The ratio of the area occupied by the second phase in the second phase satisfying that the distance between the closest second phases is at least twice the minimum diameter of the second phase, that is, the L value is less than 50%, or When the distance between the second phases is less than twice the minimum diameter of the second phase, the proportion of so-called band-like structures in which the second phases are connected and distributed increases. Steel pipes often have a band-like structure in the pipe axis direction. In this case, the formability and toughness in the pipe axis direction are good, but the formability and toughness in the pipe circumferential direction are greatly deteriorated because cracks are generated and propagated from the interface between the ferrite and the second phase. The anisotropy of becomes large. Accordingly, the area ratio of the second phase in the second phase that satisfies that the distance between the closest second phases is at least twice the minimum diameter of the second phase needs to be 50% or more. The distance between the closest second phases is preferably at least 3 times the minimum diameter of the second phase, more preferably at least 4 times. The second phase satisfying that the distance between the closest second phases is at least twice the minimum diameter of the second phase is preferably 60% or more of the area ratio of the second phase, and preferably 70% or more.

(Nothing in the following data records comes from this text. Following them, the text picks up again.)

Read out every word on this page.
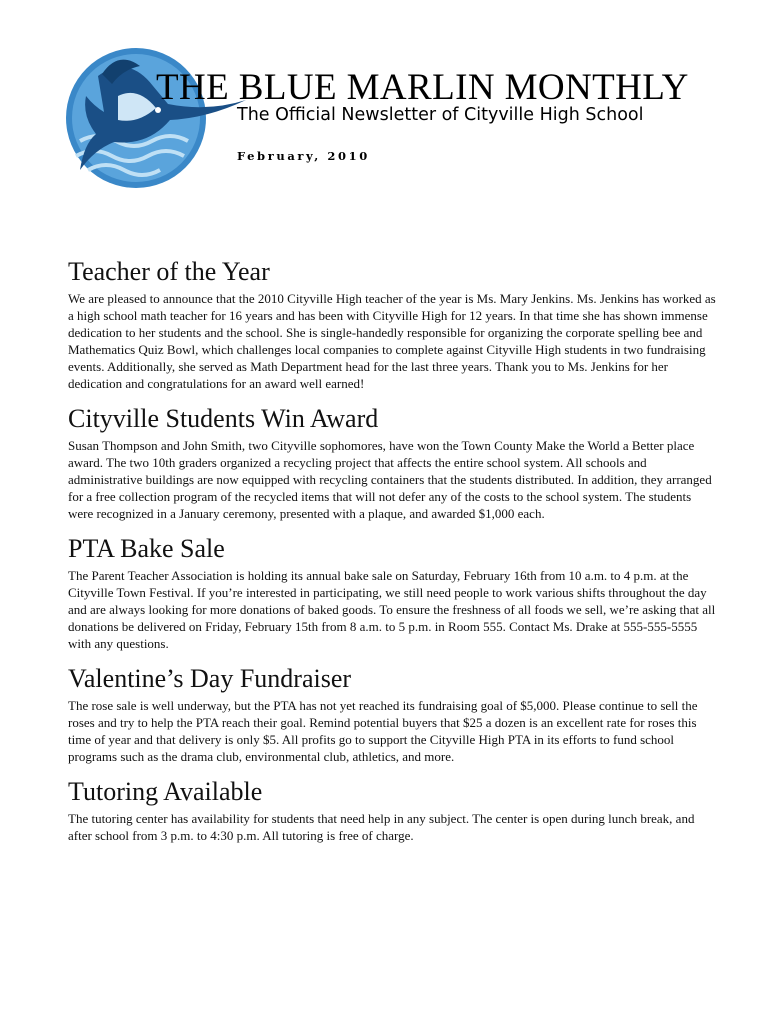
THE BLUE MARLIN MONTHLY
The Official Newsletter of Cityville High School
February, 2010
Teacher of the Year

We are pleased to announce that the 2010 Cityville High teacher of the year is Ms. Mary Jenkins. Ms. Jenkins has worked as a high school math teacher for 16 years and has been with Cityville High for 12 years. In that time she has shown immense dedication to her students and the school. She is single-handedly responsible for organizing the corporate spelling bee and Mathematics Quiz Bowl, which challenges local companies to complete against Cityville High students in two fundraising events. Additionally, she served as Math Department head for the last three years. Thank you to Ms. Jenkins for her dedication and congratulations for an award well earned!

Cityville Students Win Award

Susan Thompson and John Smith, two Cityville sophomores, have won the Town County Make the World a Better place award. The two 10th graders organized a recycling project that affects the entire school system. All schools and administrative buildings are now equipped with recycling containers that the students distributed. In addition, they arranged for a free collection program of the recycled items that will not defer any of the costs to the school system. The students were recognized in a January ceremony, presented with a plaque, and awarded $1,000 each.

PTA Bake Sale

The Parent Teacher Association is holding its annual bake sale on Saturday, February 16th from 10 a.m. to 4 p.m. at the Cityville Town Festival. If you’re interested in participating, we still need people to work various shifts throughout the day and are always looking for more donations of baked goods. To ensure the freshness of all foods we sell, we’re asking that all donations be delivered on Friday, February 15th from 8 a.m. to 5 p.m. in Room 555. Contact Ms. Drake at 555-555-5555 with any questions.

Valentine’s Day Fundraiser

The rose sale is well underway, but the PTA has not yet reached its fundraising goal of $5,000. Please continue to sell the roses and try to help the PTA reach their goal. Remind potential buyers that $25 a dozen is an excellent rate for roses this time of year and that delivery is only $5. All profits go to support the Cityville High PTA in its efforts to fund school programs such as the drama club, environmental club, athletics, and more.

Tutoring Available

The tutoring center has availability for students that need help in any subject. The center is open during lunch break, and after school from 3 p.m. to 4:30 p.m. All tutoring is free of charge.
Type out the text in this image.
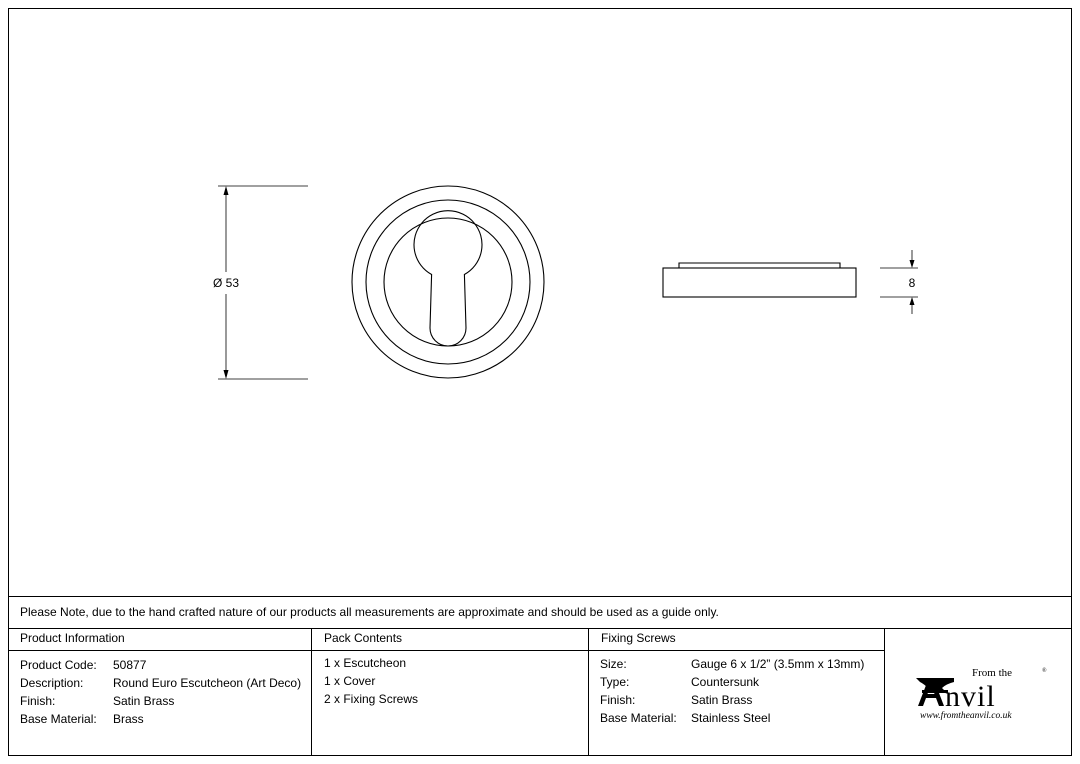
Ø 53	8
Please Note, due to the hand crafted nature of our products all measurements are approximate and should be used as a guide only.
Product Information
Product Code: 50877
Description: Round Euro Escutcheon (Art Deco)
Finish:	Satin Brass
Base Material: Brass
Pack Contents
1 x Escutcheon
1 x Cover
2 x Fixing Screws
Fixing Screws
Size:	Gauge 6 x 1/2” (3.5mm x 13mm)
Type:	Countersunk
Finish:	Satin Brass
Base Material: Stainless Steel
From the
nvil
®
www.fromtheanvil.co.uk
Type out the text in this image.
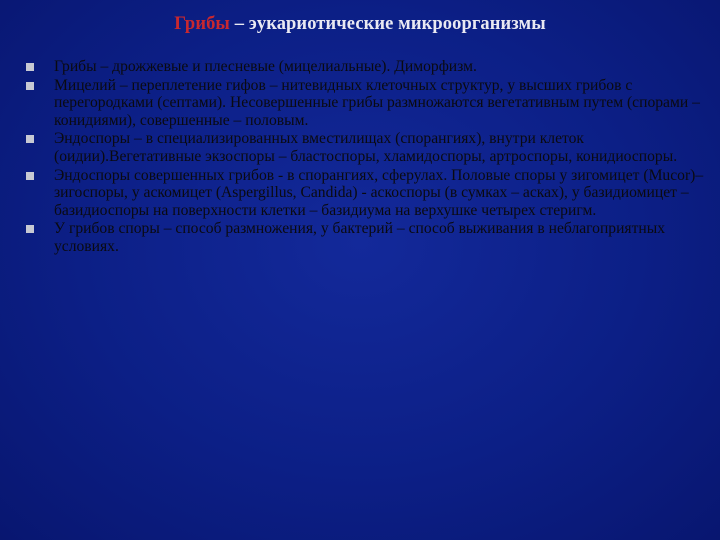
Грибы – эукариотические микроорганизмы
Грибы – дрожжевые и плесневые (мицелиальные). Диморфизм.
Мицелий – переплетение гифов – нитевидных клеточных структур, у высших грибов с перегородками (септами). Несовершенные грибы размножаются вегетативным путем (спорами – конидиями), совершенные – половым.
Эндоспоры – в специализированных вместилищах (спорангиях), внутри клеток (оидии).Вегетативные экзоспоры – бластоспоры, хламидоспоры, артроспоры, конидиоспоры.
Эндоспоры совершенных грибов - в спорангиях, сферулах. Половые споры у зигомицет (Mucor)– зигоспоры, у аскомицет (Aspergillus, Candida) - аскоспоры (в сумках – асках), у базидиомицет – базидиоспоры на поверхности клетки – базидиума на верхушке четырех стеригм.
У грибов споры – способ размножения, у бактерий – способ выживания в неблагоприятных условиях.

Even more preferred.
[0045]
The amount and refinement state of the second phase can be adjusted in the same manner as the ferrite phase.
The strength ratio increased when the X-ray integral intensity ratio of any crystal orientation in the cross section perpendicular to the tube axis direction, the cross section perpendicular to the circumferential direction, and the cross section perpendicular to the radial direction of the steel pipe exceeded 3.0. Although the characteristic in a specific direction is improved, the degree of deterioration of the characteristic in another direction is increased, and the anisotropy of the characteristic is increased. For example, if the X-ray integral intensity ratio of {111} texture in the cross section perpendicular to the circumferential direction exceeds 3.0, the r value in the tube axis direction increases and the ductility in that direction is improved. Ductility in other directions deteriorates. Therefore, in order to obtain isotropic characteristics, the X-ray integral intensity ratio of all crystal orientations in the cross section perpendicular to the tube axis direction, the cross section perpendicular to the circumferential direction, and the cross section perpendicular to the radial direction is 3. It is preferably 0 or less. More preferably, it is 2.5 or less, and most preferably 2.0 or less.
[0046]
When forming a steel pipe, cracks often occur from the interface between the second phase and the ferrite phase. If the hardness ratio (Hv2 / Hvf) between the second phase Vickers hardness (Hv2) and the ferrite phase Vickers hardness (Hvf) exceeds 7, cracks frequently occur at the interface during molding, and ductility and bendability deteriorate. . Therefore, the hardness ratio between the second phase and the ferrite phase is preferably 7 or less. More preferably, it is 6 or less, and most preferably 5 or less.
[0047]
In steel pipes, when the area ratio of precipitates with a minimum diameter of 1 nm or more exceeds 2%, the rate of increase in strength due to precipitation strengthening, which is a strengthening mechanism that reduces formability and toughness, increases, and formability and toughness are reduced. May decrease. Therefore, it is preferable that the area ratio of precipitates having a minimum diameter of 1 nm or more is defined as 2% or less of the structure. The minimum diameter of the precipitate is preferably 5 nm or more, and more preferably 10 nm or more. The upper limit of the minimum diameter of the precipitate may be about 5 μm. The maximum diameter of the precipitate is preferably about 10 μm. The upper limit of the area ratio occupied by the precipitate is preferably 1%, and more preferably 0.2%.
[0048]
(C) Steel pipe manufacturing method
The production method of the present invention will be described.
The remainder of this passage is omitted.